14 Maggio 2019
Corriere del Ticino
Carlo Lottieri
Direttore del dipartimento di Teoria politica
Argomenti / Teoria e scienze sociali
Si è soliti guardare all’empatia in termini univocamente positivi. Ed è certo che la capacità di riconoscere nell’altro la nostra stessa umanità, fino al punto da riuscire a soffrire con lui quando è in una situazione difficile, manifesta un tratto di nobiltà. Quella che nella sua Teoria dei sentimenti morali Adam Smith chiamava «simpatia» ci dice che non siamo isole, che siamo naturalmente orientati a una certa benevolenza e condivisione, che siamo in qualche modo dotati dalla natura stessa a sviluppare una vocazione altruista, poiché nel volto altrui percepiamo qualcuno che ci trascende. Tutto questo non può e non deve essere negato.
Un recente volume dello psicologo statunitense Paul Bloom, Contro l’empatia (pubblicato in lingua italiana da Liberilibri), invita però a sapere usare con adeguate precauzioni tale attitudine, riconoscendone i limiti. In un certo senso, Bloom attualizza la distinzione – che è cruciale in Max Weber – tra l’etica dell’intenzione e l’etica della responsabilità, ricordandoci che quando vogliamo davvero agire per il bene del prossimo e più in generale della società non possiamo cedere ai sentimenti senza preoccuparci delle conseguenze di scelte e decisioni.
In un passo del testo Bloom ci ricorda come «di fronte al caso in cui uno specifico bambino dovesse morire ora o di venti bambini di cui non conosciamo i nomi che dovessero morire tra un anno, l’empatia potrebbe portarci a scegliere di salvarne uno». È chiaro che saremmo di fronte a una scelta drammatica e terribile, dato che ogni vita umana ha un valore infinito, ma è chiaro come l’esito di una decisione che portasse a sacrificare venti persone per salvarne una apparirebbe contestabile da più punti di vista.

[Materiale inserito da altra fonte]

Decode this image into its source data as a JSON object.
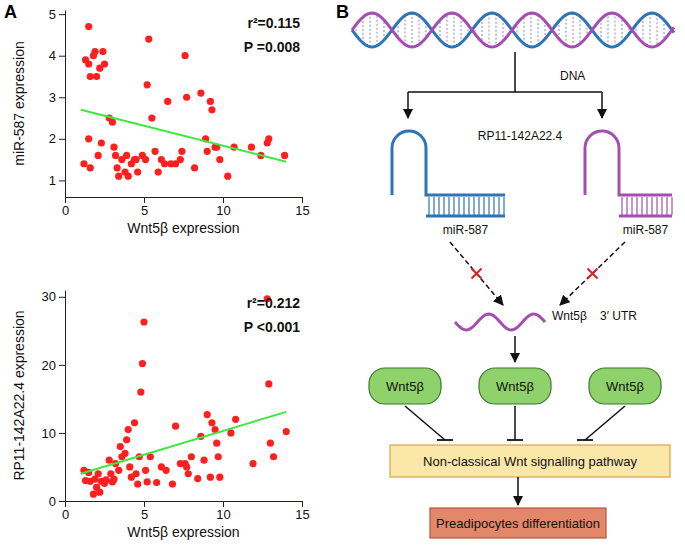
{
  "panel_labels": [
    "A",
    "B"
  ],
  "chart_data": [
    {
      "type": "scatter",
      "x": [
        1.5,
        1.3,
        1.5,
        1.8,
        1.9,
        1.6,
        2.2,
        2.4,
        2.5,
        2.0,
        1.2,
        1.6,
        1.5,
        2.1,
        2.3,
        2.8,
        3.0,
        3.1,
        3.2,
        3.3,
        3.4,
        3.6,
        3.8,
        3.9,
        4.0,
        4.2,
        4.4,
        4.5,
        4.6,
        4.9,
        5.1,
        5.3,
        5.2,
        5.5,
        5.7,
        5.9,
        6.1,
        6.3,
        6.5,
        6.7,
        7.0,
        7.3,
        7.6,
        7.7,
        7.4,
        8.2,
        8.6,
        8.9,
        9.0,
        9.2,
        9.3,
        9.5,
        9.8,
        9.6,
        10.3,
        10.7,
        11.8,
        12.4,
        12.8,
        12.9,
        13.9
      ],
      "values": [
        4.7,
        3.9,
        3.8,
        4.0,
        4.1,
        3.5,
        3.7,
        4.1,
        3.8,
        3.5,
        1.4,
        1.3,
        2.0,
        1.6,
        1.9,
        2.5,
        2.4,
        1.8,
        1.6,
        1.3,
        1.1,
        1.5,
        1.2,
        1.6,
        1.1,
        1.4,
        1.5,
        1.5,
        1.2,
        1.6,
        1.5,
        4.4,
        3.3,
        2.5,
        1.7,
        1.2,
        1.5,
        1.4,
        2.9,
        1.4,
        1.4,
        1.5,
        4.0,
        3.0,
        1.7,
        1.3,
        3.1,
        2.0,
        1.7,
        2.9,
        2.7,
        1.8,
        1.5,
        1.8,
        1.1,
        1.8,
        1.8,
        1.6,
        1.9,
        2.0,
        1.6
      ],
      "color": "#ff1f1f",
      "marker": "circle",
      "x_label": "Wnt5β expression",
      "y_label": "miR-587 expression",
      "xlim": [
        0,
        15
      ],
      "xticks": [
        0,
        5,
        10,
        15
      ],
      "ylim": [
        0.6,
        5.1
      ],
      "yticks": [
        1,
        2,
        3,
        4,
        5
      ],
      "annotations": [
        "r²=0.115",
        "P =0.008"
      ],
      "fit_line": {
        "x": [
          1,
          14
        ],
        "values": [
          2.7,
          1.45
        ],
        "color": "#3ee83e"
      }
    },
    {
      "type": "scatter",
      "x": [
        1.2,
        1.3,
        1.5,
        1.6,
        1.8,
        1.9,
        2.0,
        2.1,
        2.2,
        2.3,
        2.5,
        2.6,
        2.8,
        2.9,
        3.0,
        3.1,
        3.2,
        3.4,
        3.5,
        3.6,
        3.8,
        3.9,
        4.0,
        4.1,
        4.2,
        4.4,
        4.5,
        4.6,
        4.7,
        4.8,
        4.9,
        5.0,
        5.1,
        5.2,
        5.4,
        5.8,
        6.1,
        6.4,
        6.8,
        7.0,
        7.3,
        7.6,
        7.7,
        7.8,
        8.0,
        8.4,
        8.6,
        8.8,
        9.0,
        9.2,
        9.3,
        9.5,
        9.6,
        9.7,
        9.8,
        10.5,
        10.8,
        11.9,
        12.8,
        12.9,
        13.0,
        13.2,
        14.0
      ],
      "values": [
        4.5,
        3.0,
        4.2,
        2.9,
        1.0,
        3.2,
        2.0,
        4.0,
        1.3,
        2.9,
        2.6,
        3.1,
        6.0,
        4.0,
        2.8,
        3.2,
        5.5,
        4.5,
        8.0,
        6.5,
        7.0,
        9.0,
        10.5,
        5.0,
        3.5,
        11.5,
        4.0,
        2.5,
        6.5,
        16.0,
        20.2,
        26.3,
        4.5,
        2.8,
        6.5,
        2.7,
        5.0,
        4.5,
        2.5,
        11.0,
        5.5,
        5.5,
        5.0,
        4.0,
        6.5,
        3.3,
        9.5,
        6.0,
        12.7,
        3.5,
        11.5,
        10.5,
        8.5,
        6.5,
        3.5,
        10.0,
        12.0,
        5.5,
        29.7,
        17.2,
        8.5,
        6.5,
        10.2
      ],
      "color": "#ff1f1f",
      "marker": "circle",
      "x_label": "Wnt5β expression",
      "y_label": "RP11-142A22.4 expression",
      "xlim": [
        0,
        15
      ],
      "xticks": [
        0,
        5,
        10,
        15
      ],
      "ylim": [
        0,
        31
      ],
      "yticks": [
        0,
        10,
        20,
        30
      ],
      "annotations": [
        "r²=0.212",
        "P <0.001"
      ],
      "fit_line": {
        "x": [
          1,
          14
        ],
        "values": [
          4.0,
          13.1
        ],
        "color": "#3ee83e"
      }
    }
  ],
  "diagram": {
    "dna_label": "DNA",
    "lncrna_label": "RP11-142A22.4",
    "mirna_labels": [
      "miR-587",
      "miR-587"
    ],
    "target_label": "Wnt5β",
    "utr_label": "3′ UTR",
    "protein_labels": [
      "Wnt5β",
      "Wnt5β",
      "Wnt5β"
    ],
    "pathway_label": "Non-classical Wnt signalling pathway",
    "outcome_label": "Preadipocytes differentiation"
  }
}
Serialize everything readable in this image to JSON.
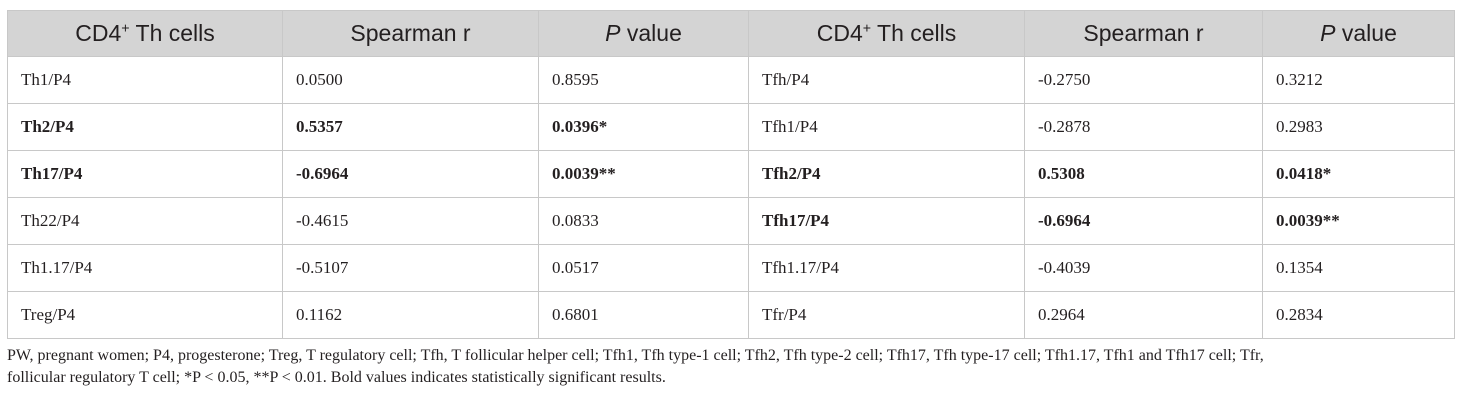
{
  "table": {
    "headers": [
      {
        "main": "CD4",
        "sup": "+",
        "rest": " Th cells"
      },
      {
        "main": "Spearman r"
      },
      {
        "italic": "P",
        "rest": " value"
      },
      {
        "main": "CD4",
        "sup": "+",
        "rest": " Th cells"
      },
      {
        "main": "Spearman r"
      },
      {
        "italic": "P",
        "rest": " value"
      }
    ],
    "rows": [
      {
        "left": {
          "cell": "Th1/P4",
          "r": "0.0500",
          "p": "0.8595",
          "bold": false
        },
        "right": {
          "cell": "Tfh/P4",
          "r": "-0.2750",
          "p": "0.3212",
          "bold": false
        }
      },
      {
        "left": {
          "cell": "Th2/P4",
          "r": "0.5357",
          "p": "0.0396",
          "mark": "*",
          "bold": true
        },
        "right": {
          "cell": "Tfh1/P4",
          "r": "-0.2878",
          "p": "0.2983",
          "bold": false
        }
      },
      {
        "left": {
          "cell": "Th17/P4",
          "r": "-0.6964",
          "p": "0.0039",
          "mark": "**",
          "bold": true
        },
        "right": {
          "cell": "Tfh2/P4",
          "r": "0.5308",
          "p": "0.0418",
          "mark": "*",
          "bold": true
        }
      },
      {
        "left": {
          "cell": "Th22/P4",
          "r": "-0.4615",
          "p": "0.0833",
          "bold": false
        },
        "right": {
          "cell": "Tfh17/P4",
          "r": "-0.6964",
          "p": "0.0039",
          "mark": "**",
          "bold": true
        }
      },
      {
        "left": {
          "cell": "Th1.17/P4",
          "r": "-0.5107",
          "p": "0.0517",
          "bold": false
        },
        "right": {
          "cell": "Tfh1.17/P4",
          "r": "-0.4039",
          "p": "0.1354",
          "bold": false
        }
      },
      {
        "left": {
          "cell": "Treg/P4",
          "r": "0.1162",
          "p": "0.6801",
          "bold": false
        },
        "right": {
          "cell": "Tfr/P4",
          "r": "0.2964",
          "p": "0.2834",
          "bold": false
        }
      }
    ]
  },
  "footnote": {
    "line1": "PW, pregnant women; P4, progesterone; Treg, T regulatory cell; Tfh, T follicular helper cell; Tfh1, Tfh type-1 cell; Tfh2, Tfh type-2 cell; Tfh17, Tfh type-17 cell; Tfh1.17, Tfh1 and Tfh17 cell; Tfr,",
    "line2": "follicular regulatory T cell; *P < 0.05, **P < 0.01. Bold values indicates statistically significant results."
  },
  "colors": {
    "header_bg": "#d4d4d4",
    "border": "#c8c8c8",
    "text": "#231f20"
  }
}
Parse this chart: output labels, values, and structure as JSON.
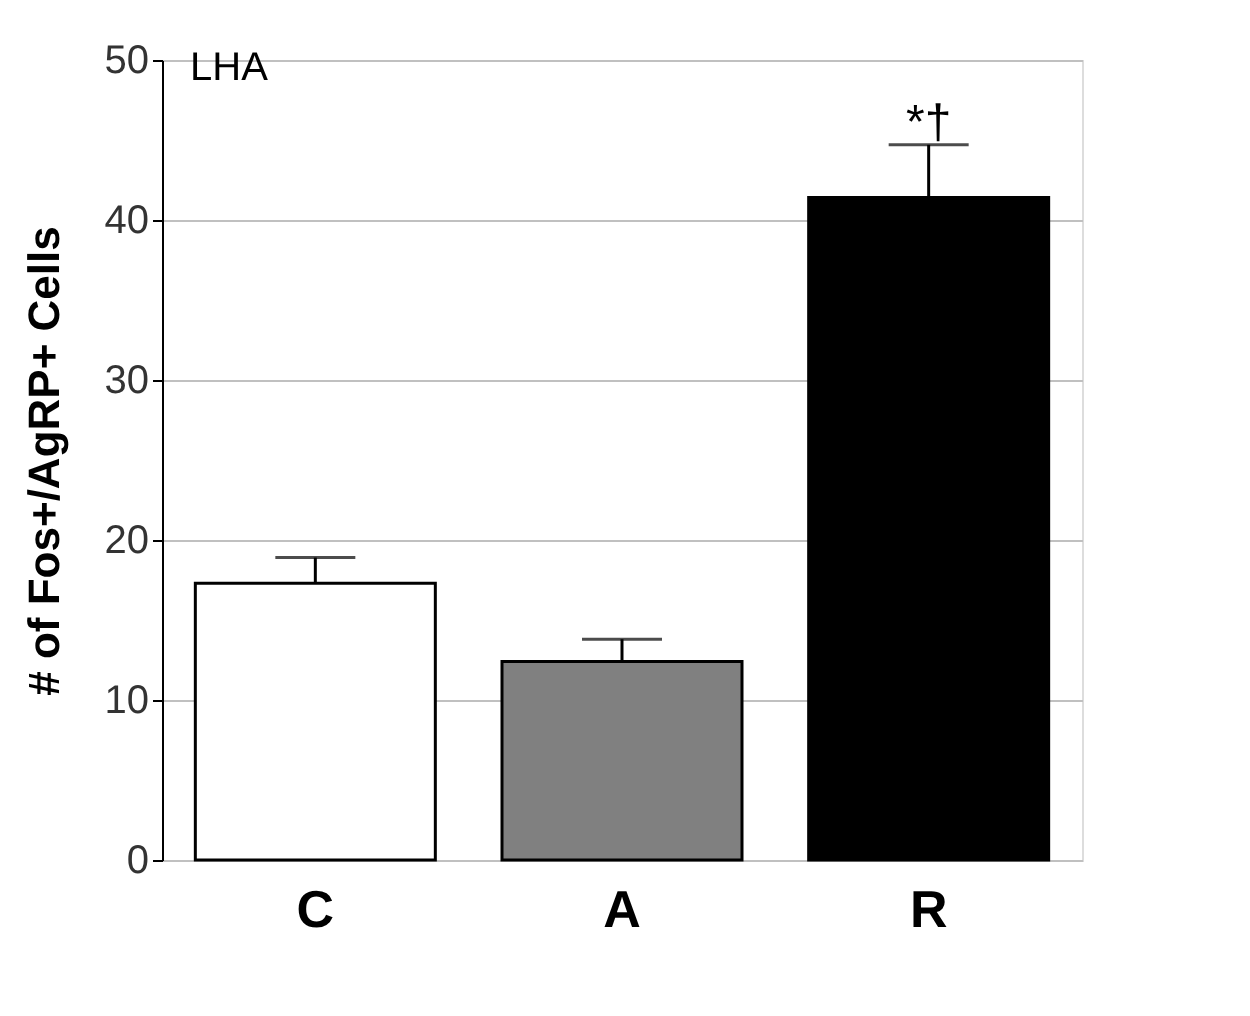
{
  "chart_data": {
    "type": "bar",
    "title": "LHA",
    "ylabel": "# of Fos+/AgRP+ Cells",
    "categories": [
      "C",
      "A",
      "R"
    ],
    "values": [
      17.3,
      12.4,
      41.4
    ],
    "colors": [
      "#ffffff",
      "#808080",
      "#000000"
    ],
    "errors": [
      [
        17.3,
        18.9
      ],
      [
        12.4,
        13.8
      ],
      [
        41.4,
        44.7
      ]
    ],
    "ylim": [
      0,
      50
    ],
    "yticks": [
      0,
      10,
      20,
      30,
      40,
      50
    ],
    "grid": "y",
    "annotations": [
      "*†"
    ]
  }
}
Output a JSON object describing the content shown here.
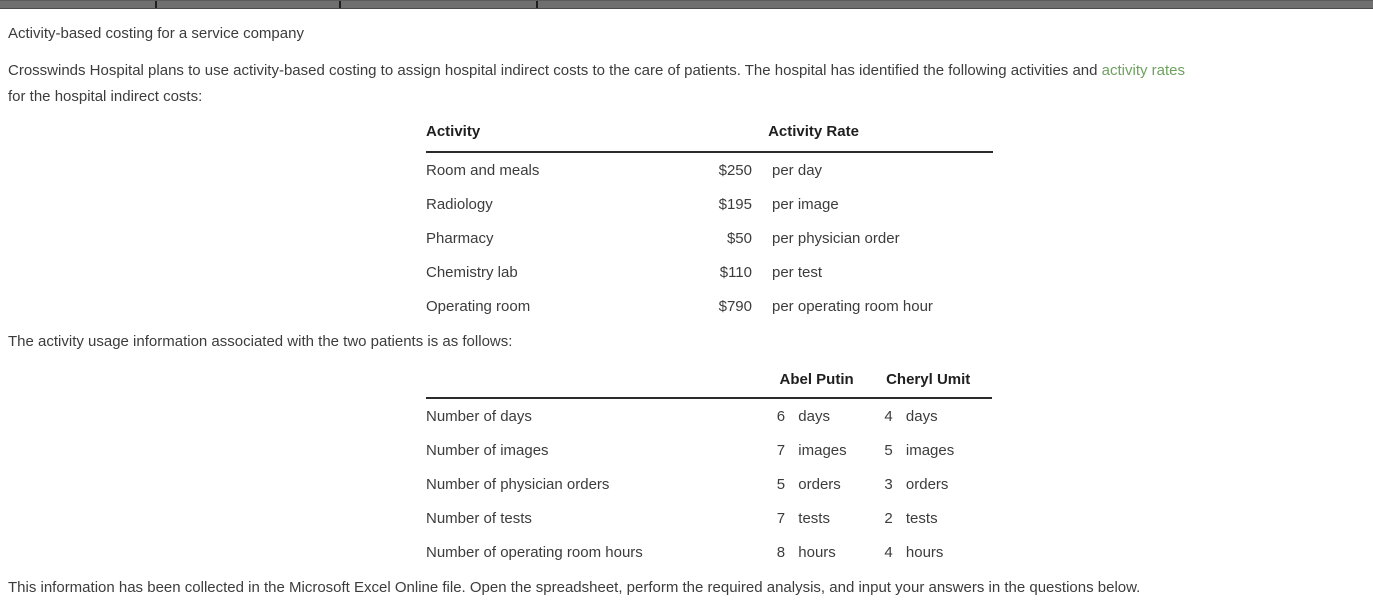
{
  "colors": {
    "glossary_link_green": "#6da25e",
    "body_text": "#3c3c3c",
    "topbar_gray": "#6f6f6f"
  },
  "title": "Activity-based costing for a service company",
  "intro": {
    "before_link": "Crosswinds Hospital plans to use activity-based costing to assign hospital indirect costs to the care of patients. The hospital has identified the following activities and",
    "link": "activity rates",
    "after_link": "for the hospital indirect costs:"
  },
  "rates_table": {
    "headers": {
      "activity": "Activity",
      "rate": "Activity Rate"
    },
    "rows": [
      {
        "activity": "Room and meals",
        "rate": "$250",
        "unit": "per day"
      },
      {
        "activity": "Radiology",
        "rate": "$195",
        "unit": "per image"
      },
      {
        "activity": "Pharmacy",
        "rate": "$50",
        "unit": "per physician order"
      },
      {
        "activity": "Chemistry lab",
        "rate": "$110",
        "unit": "per test"
      },
      {
        "activity": "Operating room",
        "rate": "$790",
        "unit": "per operating room hour"
      }
    ]
  },
  "usage_note": "The activity usage information associated with the two patients is as follows:",
  "usage_table": {
    "headers": {
      "patient1": "Abel Putin",
      "patient2": "Cheryl Umit"
    },
    "rows": [
      {
        "label": "Number of days",
        "p1_qty": "6",
        "p1_unit": "days",
        "p2_qty": "4",
        "p2_unit": "days"
      },
      {
        "label": "Number of images",
        "p1_qty": "7",
        "p1_unit": "images",
        "p2_qty": "5",
        "p2_unit": "images"
      },
      {
        "label": "Number of physician orders",
        "p1_qty": "5",
        "p1_unit": "orders",
        "p2_qty": "3",
        "p2_unit": "orders"
      },
      {
        "label": "Number of tests",
        "p1_qty": "7",
        "p1_unit": "tests",
        "p2_qty": "2",
        "p2_unit": "tests"
      },
      {
        "label": "Number of operating room hours",
        "p1_qty": "8",
        "p1_unit": "hours",
        "p2_qty": "4",
        "p2_unit": "hours"
      }
    ]
  },
  "footer_note": "This information has been collected in the Microsoft Excel Online file. Open the spreadsheet, perform the required analysis, and input your answers in the questions below."
}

L’esempio che lo psicologo utilizza non fa parte, per fortuna, del novero delle scelte di fronte alla quali solitamente ci troviamo. Lo schema però è ben noto e perfino usuale. In ambito politico, ad esempio, in varie circostanze dobbiamo optare tra iniziative assistenziali destinate a produrre risultati di breve termine, e strategie, invece, di più lunga durata, che fanno leva sugli incentivi e pongono le premesse per un superamento strutturale delle difficoltà sociali che muovono all’azione. In tal senso è significativo quanto affermato da Ou Virak, fondatore di un’organizzazione per i diritti umani a Phnom Penh: «La pietà è un sentimento pericolosissimo. La Cambogia deve uscire dalla sua mentalità da mendicante. E gli stranieri devono smettere di reagire basandosi soltanto sulle emozioni».
Riflettere sull’empatia, allora, è un altro modo per guardare al rapporto tra etica e vita associata, tra le regole di un agire orientato verso gli altri e una riflessione che ci aiuti a soddisfare le necessità altrui molto più che il nostro desiderio di «sentirci buoni». Una delle situazioni più comuni della vita quotidiana ci mette di fronte a mendicanti che domandano un piccolo aiuto. Qualche volta li aiutiamo e in moltissimi altri casi no. Può essere che tanti tra di noi spengano i propri scrupoli morali e siano guidati soltanto da un cieco egoismo, ma è indubbio che vi è pure chi non ritiene che cronicizzare l’elemosina e favorire un’esistenza senza lavoro sia qualcosa di socialmente desiderabile. Nel linguaggio di Bloom, quanti resistono di fronte all’istinto che li porterebbe ad aiutare mettendo mano al portafoglio antepongono la compassione razionale a una semplice empatia incurante dei propri effetti.
L’incrocio tra emozioni e responsabilità si ritrova in innumerevoli circostanze. Quando un bambino cade in un pozzo e gli operatori televisivi iniziano dirette interminabili dedicate ai disperati tentativi volti a salvare quella piccola creatura, ciò a cui si assiste è una spettacolarizzazione che finisce per creare una diffusa empatia. Milioni di persone iniziano a soffrire realmente e molti di loro sarebbero disposti a fare qualunque cosa pur di aiutare quel bimbo. Contemporaneamente, però, ci sono molti altri minori del tutto anonimi che stanno analogamente soffrendo in qualche sperduto ospedale, ma l’assenza dei riflettori fa sì che non riusciamo a nutrire per loro la minima attenzione.
Ovviamente le emozioni sono cruciali e tutti noi siamo impensabili senza i nostri sentimenti. Un atteggiamento davvero generoso, però, ci chiede di saper ascoltare anche la ragione, non limitandoci a soddisfare il nostro desiderio di autostima.